Regeneration of pineapple plants via somatic embryogenesis and organogenesis

We have developed efficient methods for plant regeneration, via both embryogenesis and organogenesis, of Smooth Cayenne pineapple, Ananas comosus(L.) Merr. Leaf bases and core (stem) sections of in vitro shoots, produced from culture of crown tip meristem, were used as explants for plant regeneration as follows: (1) Leaf base and core section explants cultured on Murashige and Skoog (MS) medium containing 41 muM 4-amino-3,5,6-trichloropicolinic acid (picloram, P) or thidiazuron (T)/P combinations produced embryogenic tissues. Different types of embryogenic tissues (friable emryogenic tissue, embryogenic cell cluster, and chunky embryogenic tissue) have been developed with varying properties in terms of growth rate and state of development.

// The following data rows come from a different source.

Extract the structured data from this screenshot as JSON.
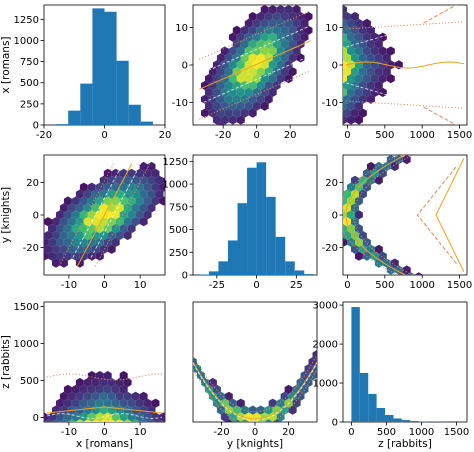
{
  "figure": {
    "kind": "corner plot of three variables",
    "colors": {
      "hist_bar": "#1f77b4",
      "hexbin_low": "#440154",
      "hexbin_high": "#fde725",
      "contour_line": "#f0a020",
      "quantile_line": "#e08a5a",
      "guide_line": "#ffffff"
    }
  },
  "chart_data": [
    {
      "id": "x-hist",
      "type": "bar",
      "row": 0,
      "col": 0,
      "title": "",
      "xlabel": "",
      "ylabel": "x [romans]",
      "xlim": [
        -20,
        20
      ],
      "ylim": [
        0,
        1420
      ],
      "xticks": [
        "-20",
        "0",
        "20"
      ],
      "yticks": [
        "0",
        "250",
        "500",
        "750",
        "1000",
        "1250"
      ],
      "bin_edges": [
        -16,
        -12,
        -8,
        -4,
        0,
        4,
        8,
        12,
        16
      ],
      "values": [
        10,
        170,
        490,
        1380,
        1340,
        760,
        240,
        40
      ]
    },
    {
      "id": "x-hist-margins",
      "type": "bar",
      "row": 0,
      "col": 0,
      "bin_edges": [
        -16,
        -12
      ],
      "values": [
        0
      ]
    },
    {
      "id": "y-vs-x",
      "type": "heatmap",
      "row": 0,
      "col": 1,
      "xlim": [
        -38,
        36
      ],
      "ylim": [
        -16,
        16
      ],
      "xticks": [
        "-20",
        "0",
        "20"
      ],
      "yticks": [
        "-10",
        "0",
        "10"
      ],
      "correlation": 0.6,
      "x_sd": 10,
      "y_sd": 5,
      "y_mean": 0,
      "x_mean": 0,
      "density_shape": "linear"
    },
    {
      "id": "z-vs-x",
      "type": "heatmap",
      "row": 0,
      "col": 2,
      "xlim": [
        -60,
        1600
      ],
      "ylim": [
        -16,
        16
      ],
      "xticks": [
        "0",
        "500",
        "1000",
        "1500"
      ],
      "yticks": [
        "-10",
        "0",
        "10"
      ],
      "density_shape": "z-col"
    },
    {
      "id": "x-vs-y",
      "type": "heatmap",
      "row": 1,
      "col": 0,
      "xlim": [
        -17,
        17
      ],
      "ylim": [
        -37,
        37
      ],
      "xticks": [
        "-10",
        "0",
        "10"
      ],
      "yticks": [
        "-20",
        "0",
        "20"
      ],
      "ylabel": "y [knights]",
      "density_shape": "linear-t"
    },
    {
      "id": "y-hist",
      "type": "bar",
      "row": 1,
      "col": 1,
      "xlim": [
        -40,
        38
      ],
      "ylim": [
        0,
        1320
      ],
      "xticks": [
        "-25",
        "0",
        "25"
      ],
      "yticks": [
        "0",
        "250",
        "500",
        "750",
        "1000",
        "1250"
      ],
      "bin_edges": [
        -36,
        -30,
        -24,
        -18,
        -12,
        -6,
        0,
        6,
        12,
        18,
        24,
        30,
        36
      ],
      "values": [
        5,
        40,
        150,
        380,
        790,
        1180,
        1240,
        860,
        420,
        150,
        50,
        10
      ]
    },
    {
      "id": "z-vs-y",
      "type": "heatmap",
      "row": 1,
      "col": 2,
      "xlim": [
        -60,
        1600
      ],
      "ylim": [
        -37,
        37
      ],
      "xticks": [
        "0",
        "500",
        "1000",
        "1500"
      ],
      "yticks": [
        "-20",
        "0",
        "20"
      ],
      "density_shape": "parabola-side"
    },
    {
      "id": "x-vs-z",
      "type": "heatmap",
      "row": 2,
      "col": 0,
      "xlim": [
        -17,
        17
      ],
      "ylim": [
        -60,
        1560
      ],
      "xticks": [
        "-10",
        "0",
        "10"
      ],
      "yticks": [
        "0",
        "500",
        "1000",
        "1500"
      ],
      "xlabel": "x [romans]",
      "ylabel": "z [rabbits]",
      "density_shape": "z-row"
    },
    {
      "id": "y-vs-z",
      "type": "heatmap",
      "row": 2,
      "col": 1,
      "xlim": [
        -37,
        37
      ],
      "ylim": [
        -60,
        1560
      ],
      "xticks": [
        "-20",
        "0",
        "20"
      ],
      "yticks": [],
      "xlabel": "y [knights]",
      "density_shape": "parabola-up"
    },
    {
      "id": "z-hist",
      "type": "bar",
      "row": 2,
      "col": 2,
      "xlim": [
        -120,
        1650
      ],
      "ylim": [
        0,
        3080
      ],
      "xticks": [
        "0",
        "500",
        "1000",
        "1500"
      ],
      "yticks": [
        "0",
        "1000",
        "2000",
        "3000"
      ],
      "xlabel": "z [rabbits]",
      "bin_edges": [
        0,
        120,
        240,
        360,
        480,
        600,
        720,
        840,
        960,
        1080,
        1200,
        1320,
        1440,
        1560
      ],
      "values": [
        2950,
        1260,
        720,
        360,
        180,
        90,
        50,
        25,
        12,
        6,
        4,
        2,
        1
      ]
    }
  ]
}
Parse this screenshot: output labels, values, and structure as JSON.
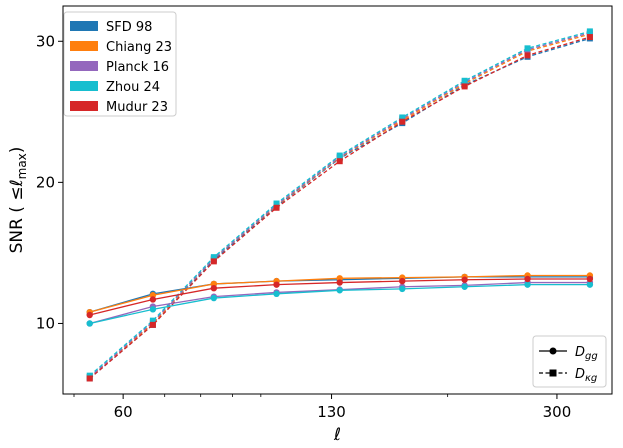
{
  "chart_data": {
    "type": "line",
    "xlabel": "ℓ",
    "ylabel": "SNR ( ≤ℓ_max)",
    "x_scale": "log",
    "xlim": [
      48,
      368
    ],
    "ylim": [
      5,
      32.5
    ],
    "x_ticks": [
      60,
      130,
      300
    ],
    "y_ticks": [
      10,
      20,
      30
    ],
    "x": [
      53,
      67,
      84,
      106,
      134,
      169,
      213,
      269,
      339
    ],
    "grid": false,
    "series": [
      {
        "name": "SFD 98",
        "color": "#1f77b4",
        "Dgg": [
          10.8,
          12.1,
          12.8,
          13.0,
          13.1,
          13.2,
          13.3,
          13.3,
          13.3
        ],
        "Dkg": [
          6.1,
          9.9,
          14.5,
          18.3,
          21.7,
          24.2,
          26.9,
          28.9,
          30.2
        ]
      },
      {
        "name": "Chiang 23",
        "color": "#ff7f0e",
        "Dgg": [
          10.8,
          12.0,
          12.8,
          13.0,
          13.2,
          13.25,
          13.3,
          13.4,
          13.4
        ],
        "Dkg": [
          6.2,
          10.0,
          14.6,
          18.35,
          21.75,
          24.4,
          27.0,
          29.3,
          30.5
        ]
      },
      {
        "name": "Planck 16",
        "color": "#9467bd",
        "Dgg": [
          10.0,
          11.2,
          11.9,
          12.2,
          12.4,
          12.6,
          12.7,
          12.9,
          12.9
        ],
        "Dkg": [
          6.2,
          10.1,
          14.6,
          18.4,
          21.8,
          24.5,
          27.1,
          29.4,
          30.6
        ]
      },
      {
        "name": "Zhou 24",
        "color": "#17becf",
        "Dgg": [
          10.0,
          11.0,
          11.8,
          12.1,
          12.35,
          12.45,
          12.6,
          12.75,
          12.75
        ],
        "Dkg": [
          6.3,
          10.2,
          14.7,
          18.5,
          21.9,
          24.6,
          27.2,
          29.5,
          30.7
        ]
      },
      {
        "name": "Mudur 23",
        "color": "#d62728",
        "Dgg": [
          10.6,
          11.7,
          12.5,
          12.75,
          12.9,
          13.0,
          13.1,
          13.15,
          13.15
        ],
        "Dkg": [
          6.1,
          9.9,
          14.4,
          18.2,
          21.5,
          24.3,
          26.8,
          29.0,
          30.3
        ]
      }
    ],
    "styles": [
      {
        "label": "D",
        "sub": "gg",
        "line": "solid",
        "marker": "circle"
      },
      {
        "label": "D",
        "sub": "κg",
        "line": "dashed",
        "marker": "square"
      }
    ],
    "legend_position": "upper-left",
    "style_legend_position": "lower-right"
  }
}
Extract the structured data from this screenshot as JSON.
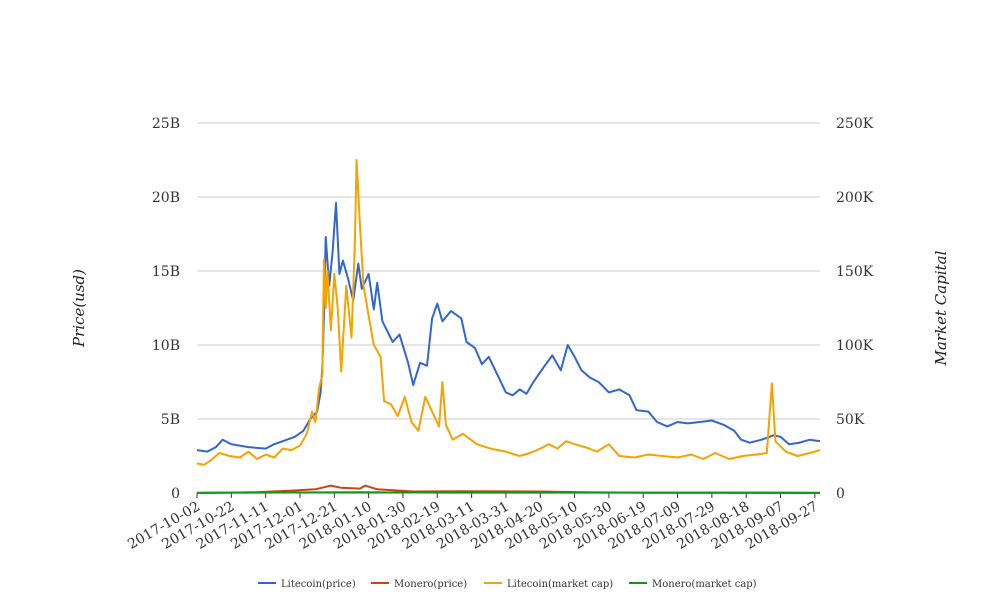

The embryogenic tissues regenerated shoots upon culture on MS medium containing 13 muM 6-benzylaminopurine (BA) and 1 muM alpha-naphthaleneacetic acid (NAA) followed by culture on MS medium containing 4 muM BA. (2) Crown tip meristems cultured on MS medium containing 13 muM BA followed by leaf explants cultured on MS medium with 27 muM NAA and 1 muM BA produced shoots via direct organogenesis. (3) Explants cultured on MS medium containing 5 muM T and 0.5 muM indole-3-butyric acid (IBA) produced nodular globular structures, which produced shoots upon culture on MS medium containing 1 muM BA and 1 muM gibberellic acid. Shoots obtained from all of the above methods were rooted in half-strength MS medium containing 3 muM NAA and 2.5 muM IBA. Plants were transferred to the greenhouse or shipped to Costa Rica for field trials. Somatic embryo-derived plants exhibited 21% spininess, and organogenic-derived plants exhibited 5% spininess in the field trials.